Are there any other solutions you can recommend other than buying a different TT? We've looked long and hard to find a TT with a walk around bed, an interior height that doesn't require hunching over (I'm a tall one), and a dinette that can sleep a couple of grandkids in sleeping bags; all within reasonable Cherokee weight limits. The 19erd is uniquely qualified in this regard... or at least we hope it is.
Thanks again for providing such a valuable service to this community.
10-12% (up to 15% depending on where you look/ask) of GVW on the tongue is normal. Showing 380lbs listed tongue on a 3,300 trailer sounds like "they" split the difference and also put a little bit of slop inthe calculation to support wet weight (with water/fluids) rather than just dry weight. A little bit front-to-back or vice versa difference in loading the trailer can dramatically shift the actual tongue weight.
The range of weight on the tongue is both for vehicle capability (not overloading suspension) as well as trailer handling. Too light and too heavy both affect handling, but the sweet spot is going to depend on both the towed vehicle and the towing vehicle. You might find out that in your particular case 300, 350, or 400lbs on the *trailer tongue* is what works best for you.
Also, nature of the beast, WDH is going to alter the weight distribution (hence the name
). Using some made up numbers, a 5,000lb trailer with a 500lb tongue weight, and a 100lb WDH might "shift" 150lbs forward so you have 150lbs on the front axle and 450lbs on the rear axle. In that case, you'd have "less weight" on the tongue, but still be over max towing weight.

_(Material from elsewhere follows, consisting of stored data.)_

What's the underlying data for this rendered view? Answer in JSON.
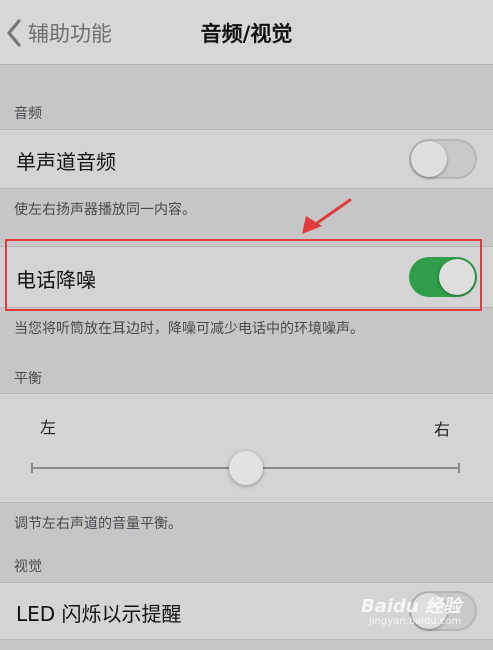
{
  "nav": {
    "back_label": "辅助功能",
    "title": "音频/视觉"
  },
  "audio": {
    "header": "音频",
    "mono_label": "单声道音频",
    "mono_on": false,
    "mono_footer": "使左右扬声器播放同一内容。",
    "noise_label": "电话降噪",
    "noise_on": true,
    "noise_footer": "当您将听筒放在耳边时，降噪可减少电话中的环境噪声。"
  },
  "balance": {
    "header": "平衡",
    "left_label": "左",
    "right_label": "右",
    "value": 0.5,
    "footer": "调节左右声道的音量平衡。"
  },
  "visual": {
    "header": "视觉",
    "led_label": "LED 闪烁以示提醒",
    "led_on": false
  },
  "colors": {
    "switch_on": "#2f9d49",
    "highlight": "#e03c3c"
  },
  "watermark": {
    "brand": "Baidu 经验",
    "url": "jingyan.baidu.com"
  }
}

WDH doesn't give you any additional GVWR or GCVWR, but it does alter how weight is distributed, mostly so you aren't squatting the rear and lifting the front, but also so you don't overload the rear GAWR.
Note that a Class-III hitch is generally rated for 6,000/600lbs "weight carrying" (normal towing) and 10,000/1,000lbs weight distributing. Class-IV gives you 10,000/1,000lbs weight carrying and 14,000/1400lbs weight distributing. You'll, of course, break something on the Jeep long before you get to the point of breaking the hitch.
Max towing weight and max tongue weight are just simplications of GAWR, GCVWR, GVWR, and hitch capacity. If you max out the trailer to 4,150lbs and add a 100lb WDH, you are still less than 4,500lbs towing and the WDH is going to shift some weight to the front keeping your tongue and rear axle weight under control.
Poor phrasing and clarity on my post. The hitch IS heavier, and it DOES add weight to the tongue. But, it lets you move that weight around.